Nous sommes déployés dans 27 pays au travers de nos clients, qui nous demandent d’accompagner leur croissance en France et à l’international au travers de nos plateformes mais aussi de partenaires, et beaucoup de ceux-ci sont installés à San Francisco. C’est la raison du bureau dirigé par Romain Chaumais à San Francisco, un lieu unique aussi pour faire de la veille et du networking.

 

:: Vous-même, où puisez-vous votre inspiration ?

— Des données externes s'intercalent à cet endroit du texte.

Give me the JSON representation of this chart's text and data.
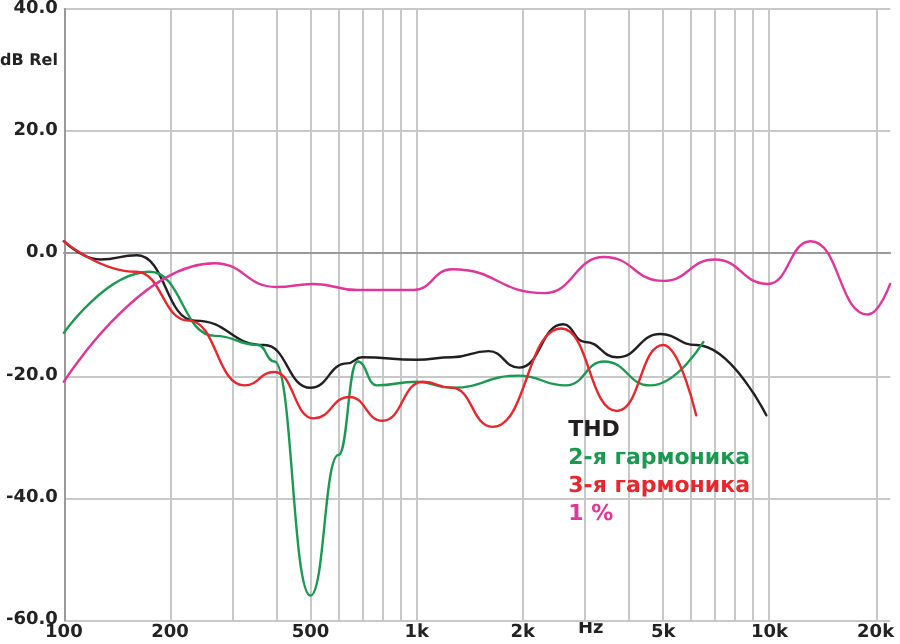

Le Gartner est une grande source d’information, parce que le Gartner est lui-même en train de faire cette transition vers le marketing. Ses clients étaient autrefois des DSI. Aujourd’hui ce sont de plus en plus les directions marketing, la technologie étant de plus en plus au service du marketing.

Une autre source d’inspiration est justement San Francisco et la Silicon Valley où je me rends presque tous les mois. J’en reviens à chaque fois inspiré, galvanisé, avec toutefois une double réaction : les américains sont en avance sur beaucoup de sujets, mais nous français restons très en avance en terme d’ingénierie.

Coté média, j’ai un filtre twitter sur lequel je suis les acteurs du marché, les medias et influenceurs.

Et toute la journée, à Paris et à San Francisco, des rendez-vous de networking pour comprendre et apprendre en rencontrant des personnes.